The American artist and political activist, Jenny Holzer has racked up a reputation for herself for her Inflammatory Essays over the years. From 1977 to 1982, her text-based Inflammatory Essays were typically displayed for the public in the formula of simply worded statements printed in bold. As a result of her contribution to the artwork, her work has been presented countless times in different exhibitions and retrospectives all over the globe.
Holzer was not always known for her Inflammatory Essays. She did not start specializing in text as the foundation of her work until much later. Originally, she started off her career as an abstract artist that was inspired greatly by the principles of abstract expressionism. Although she was fairly successful in this area, Holzer was always on the lookout for a more modern way to communicate the fast-paced contemporary culture that was on the rise at the time during the late 1970s and 1980s.
Like numerous artists of her time, Holzer relied on mass media and advertising strategies to fuel her work. During the late 1970s, she came up with almost 300 honest principles, observations, and slogans based on commonly accepted truths and clichés. Initially, at the start of her work, Holzer would distribute these slogans to the public through various media such as posters, stickers, and t-shirts before she later progressed to electronic displays.
The reaction of the public
Motivated by the need to include discernible content in her work rather than abstract content, Holzer started placing words in her pieces typically in the form of scraps of newspapers, as well as book and magazine clippings. Before she started displaying her work on a massive scale, she would first test the effects of her essays on regular passers-by. She quickly realized that her work had the power to engage the public, even when the public did not have any intention of seeing it, moving them to think seriously and provoking them to start debates about certain issues. It was this profound realization that encouraged her to keep pursuing her work.
Jenny Holzer’s work on New York’s Times Square
In 1982, Holzer took her messages a step further by infiltrating them to the public via a massive advertising stunt in New York’s Times Square.
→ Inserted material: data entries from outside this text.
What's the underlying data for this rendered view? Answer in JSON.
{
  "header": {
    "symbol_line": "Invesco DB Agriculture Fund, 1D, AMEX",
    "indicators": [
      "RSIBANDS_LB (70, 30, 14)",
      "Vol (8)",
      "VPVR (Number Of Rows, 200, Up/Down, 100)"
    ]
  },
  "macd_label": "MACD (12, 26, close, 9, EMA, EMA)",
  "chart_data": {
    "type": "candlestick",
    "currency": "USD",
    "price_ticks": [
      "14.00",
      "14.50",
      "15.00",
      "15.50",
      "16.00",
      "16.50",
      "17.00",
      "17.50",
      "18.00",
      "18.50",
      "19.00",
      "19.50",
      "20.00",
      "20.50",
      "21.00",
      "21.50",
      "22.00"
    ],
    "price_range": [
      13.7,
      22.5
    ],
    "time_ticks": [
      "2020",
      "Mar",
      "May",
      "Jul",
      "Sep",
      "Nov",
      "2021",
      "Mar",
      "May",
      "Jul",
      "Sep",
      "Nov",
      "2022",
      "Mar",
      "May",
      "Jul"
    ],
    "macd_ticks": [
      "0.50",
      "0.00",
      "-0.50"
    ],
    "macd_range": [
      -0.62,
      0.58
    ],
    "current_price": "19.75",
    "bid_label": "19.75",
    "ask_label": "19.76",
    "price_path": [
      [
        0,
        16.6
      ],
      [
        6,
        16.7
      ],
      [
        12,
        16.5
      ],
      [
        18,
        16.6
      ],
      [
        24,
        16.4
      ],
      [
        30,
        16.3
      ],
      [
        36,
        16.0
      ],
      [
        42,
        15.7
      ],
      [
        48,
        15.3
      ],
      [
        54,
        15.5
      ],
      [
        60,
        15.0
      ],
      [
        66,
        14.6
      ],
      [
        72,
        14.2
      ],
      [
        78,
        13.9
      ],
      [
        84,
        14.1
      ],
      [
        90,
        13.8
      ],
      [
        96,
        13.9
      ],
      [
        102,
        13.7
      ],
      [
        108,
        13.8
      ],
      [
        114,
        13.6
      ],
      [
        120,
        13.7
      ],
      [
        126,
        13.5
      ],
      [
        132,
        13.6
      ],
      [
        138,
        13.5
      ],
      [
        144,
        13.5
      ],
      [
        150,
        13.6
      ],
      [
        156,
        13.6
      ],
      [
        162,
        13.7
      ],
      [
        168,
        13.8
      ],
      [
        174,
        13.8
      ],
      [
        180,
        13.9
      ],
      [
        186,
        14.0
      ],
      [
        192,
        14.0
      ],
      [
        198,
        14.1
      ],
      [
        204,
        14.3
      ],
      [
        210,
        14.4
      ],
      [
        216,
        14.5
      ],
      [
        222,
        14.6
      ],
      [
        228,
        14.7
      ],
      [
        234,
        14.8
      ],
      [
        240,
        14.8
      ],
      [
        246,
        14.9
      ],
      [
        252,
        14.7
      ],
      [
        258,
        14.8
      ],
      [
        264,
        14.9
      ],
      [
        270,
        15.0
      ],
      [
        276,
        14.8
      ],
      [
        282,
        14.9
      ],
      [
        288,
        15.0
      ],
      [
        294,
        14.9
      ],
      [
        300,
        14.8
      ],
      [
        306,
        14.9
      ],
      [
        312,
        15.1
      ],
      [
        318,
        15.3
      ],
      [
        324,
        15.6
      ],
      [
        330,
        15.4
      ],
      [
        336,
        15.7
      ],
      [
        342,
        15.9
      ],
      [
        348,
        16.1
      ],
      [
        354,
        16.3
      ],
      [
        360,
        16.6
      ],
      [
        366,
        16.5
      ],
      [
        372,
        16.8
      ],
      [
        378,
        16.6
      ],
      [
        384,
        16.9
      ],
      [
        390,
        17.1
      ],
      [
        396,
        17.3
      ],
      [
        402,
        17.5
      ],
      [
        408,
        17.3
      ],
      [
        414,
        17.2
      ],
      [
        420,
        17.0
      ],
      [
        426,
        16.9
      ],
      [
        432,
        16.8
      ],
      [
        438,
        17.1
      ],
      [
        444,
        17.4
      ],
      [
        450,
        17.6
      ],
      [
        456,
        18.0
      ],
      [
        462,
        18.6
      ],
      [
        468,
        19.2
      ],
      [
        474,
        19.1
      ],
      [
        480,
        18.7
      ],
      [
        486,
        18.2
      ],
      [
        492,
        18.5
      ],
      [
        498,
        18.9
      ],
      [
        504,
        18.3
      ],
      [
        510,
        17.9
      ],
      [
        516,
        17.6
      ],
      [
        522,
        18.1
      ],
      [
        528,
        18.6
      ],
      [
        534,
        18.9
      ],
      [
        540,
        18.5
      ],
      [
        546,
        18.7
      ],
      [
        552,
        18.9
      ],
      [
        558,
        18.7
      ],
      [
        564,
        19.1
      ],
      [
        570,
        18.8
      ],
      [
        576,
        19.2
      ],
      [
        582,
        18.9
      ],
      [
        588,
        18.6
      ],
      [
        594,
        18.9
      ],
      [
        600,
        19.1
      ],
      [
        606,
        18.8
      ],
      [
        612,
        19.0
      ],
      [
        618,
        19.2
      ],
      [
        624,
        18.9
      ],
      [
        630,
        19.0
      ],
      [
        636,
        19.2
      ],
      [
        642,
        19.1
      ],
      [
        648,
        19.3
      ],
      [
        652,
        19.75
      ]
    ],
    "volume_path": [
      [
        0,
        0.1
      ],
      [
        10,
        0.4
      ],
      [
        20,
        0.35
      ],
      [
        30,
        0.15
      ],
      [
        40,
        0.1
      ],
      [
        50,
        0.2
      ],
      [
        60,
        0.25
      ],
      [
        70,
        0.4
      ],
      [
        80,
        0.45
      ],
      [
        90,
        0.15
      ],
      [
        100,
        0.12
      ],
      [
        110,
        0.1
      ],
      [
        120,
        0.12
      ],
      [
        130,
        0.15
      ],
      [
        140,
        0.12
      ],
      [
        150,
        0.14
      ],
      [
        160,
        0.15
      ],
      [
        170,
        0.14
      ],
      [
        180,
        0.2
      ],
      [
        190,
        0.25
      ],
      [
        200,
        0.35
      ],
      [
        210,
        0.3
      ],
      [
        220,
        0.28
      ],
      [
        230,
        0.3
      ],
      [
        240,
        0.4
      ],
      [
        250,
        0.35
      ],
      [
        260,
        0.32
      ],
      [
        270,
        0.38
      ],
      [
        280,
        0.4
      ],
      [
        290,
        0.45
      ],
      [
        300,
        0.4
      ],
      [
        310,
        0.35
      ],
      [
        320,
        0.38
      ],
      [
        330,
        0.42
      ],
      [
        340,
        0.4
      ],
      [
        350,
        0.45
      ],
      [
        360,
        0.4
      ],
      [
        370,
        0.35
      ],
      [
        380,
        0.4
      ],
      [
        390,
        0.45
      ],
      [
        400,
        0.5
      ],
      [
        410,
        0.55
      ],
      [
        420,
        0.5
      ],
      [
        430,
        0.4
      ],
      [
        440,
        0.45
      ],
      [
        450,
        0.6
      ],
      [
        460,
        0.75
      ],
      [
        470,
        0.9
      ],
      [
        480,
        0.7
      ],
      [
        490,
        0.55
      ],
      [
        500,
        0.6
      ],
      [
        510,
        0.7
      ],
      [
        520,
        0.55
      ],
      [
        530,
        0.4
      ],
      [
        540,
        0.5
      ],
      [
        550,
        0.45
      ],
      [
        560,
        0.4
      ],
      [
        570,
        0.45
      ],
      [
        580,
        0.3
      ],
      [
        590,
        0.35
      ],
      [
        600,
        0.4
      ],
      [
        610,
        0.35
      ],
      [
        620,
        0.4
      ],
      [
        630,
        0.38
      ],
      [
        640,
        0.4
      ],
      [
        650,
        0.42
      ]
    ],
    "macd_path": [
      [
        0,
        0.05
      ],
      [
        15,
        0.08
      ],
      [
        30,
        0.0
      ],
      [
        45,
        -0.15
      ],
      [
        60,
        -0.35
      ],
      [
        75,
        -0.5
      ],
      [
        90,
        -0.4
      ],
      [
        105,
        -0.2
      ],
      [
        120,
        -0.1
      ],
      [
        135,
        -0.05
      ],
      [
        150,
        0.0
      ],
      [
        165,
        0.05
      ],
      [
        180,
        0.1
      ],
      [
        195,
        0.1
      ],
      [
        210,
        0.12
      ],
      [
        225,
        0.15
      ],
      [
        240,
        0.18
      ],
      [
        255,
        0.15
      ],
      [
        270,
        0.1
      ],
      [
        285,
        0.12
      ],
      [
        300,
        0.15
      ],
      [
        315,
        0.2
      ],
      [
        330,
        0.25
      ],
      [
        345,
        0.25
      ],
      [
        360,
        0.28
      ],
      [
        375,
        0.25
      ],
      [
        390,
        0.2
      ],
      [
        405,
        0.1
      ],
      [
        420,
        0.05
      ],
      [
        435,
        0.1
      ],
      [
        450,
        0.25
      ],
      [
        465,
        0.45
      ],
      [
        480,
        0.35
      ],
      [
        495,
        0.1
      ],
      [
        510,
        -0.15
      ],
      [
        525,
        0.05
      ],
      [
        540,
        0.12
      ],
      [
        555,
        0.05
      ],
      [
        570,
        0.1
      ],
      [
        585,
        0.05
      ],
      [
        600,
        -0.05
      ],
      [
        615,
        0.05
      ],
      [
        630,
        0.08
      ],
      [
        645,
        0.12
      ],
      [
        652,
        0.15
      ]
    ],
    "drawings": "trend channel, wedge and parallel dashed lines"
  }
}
The messages displayed by Holzer were varied to include an array of themes and topics, but generally, all the messages presented contradictory perspectives. Holzer did this with the hope of awakening the public to the truth so that their awareness could be sharpened.
Artwork description and composition
As she was finalizing her year as an MFA student at the Rhode Island School of Design, Holzer restructured her formula. Instead of simply relying on newspaper and book clippings, she sought to include her own words and opinions in her work. She started by creating a series of one-liners that were intended to cleanse common truths experienced on a regular basis in contemporary western society.
She then assembled the series of one-liners into several posters. Among some of the statements she came up with include ‘abuse of power comes as no surprise’, “money makes taste, “protect me from what I want, ‘People look like they are dancing before they love’ and more, all of which she referred to as truisms.
From 1977 to 1987, Holzer pasted other photocopies around New York. Her Truisms series look quite similar to the Inflammatory Essays. When both series started to become commonplace and too expected, she then started working on a number of political installations that she also printed on posters using capital letters. She allotted each Inflammatory Essay a paragraph for each poster with the hope of delving into more complex and controversial issues in society. Rather than refer to these political statements as truisms, Holzer opted to refer to them as Inflammatory Essays.
Holzer’s works have been displayed in various locations all over the world, and they have been translated into different languages. Later on, she began incorporating technology into her installations, using LED signs that allowed her to display her texts in motion. The LED signs lent a sense of authority that was usually missing in her posters. Since then she has continued to work on light-based installations utilizing surfaces of popular buildings as the canvas onto which her Inflammatory Essays and truisms are displayed.
Although some of Holzer’s work is displayed outdoors, some of her work is also viewed in art spaces. Even in these spaces, she takes the time to construct complex interactions allowing the museum to enjoy the works that are often comparing different mediums.
Whether she opts to display her truisms and essays via text or through technology-driven visual expression, her work has allowed her to express her opinions on modern culture. Relying on lighted signs, billboards, walls and so on, Holzer uses areas of public interest as the canvas of her work. Her works and essays are created with the intention of provoking a reaction from the public so that relevant debates and conversations can be discussed.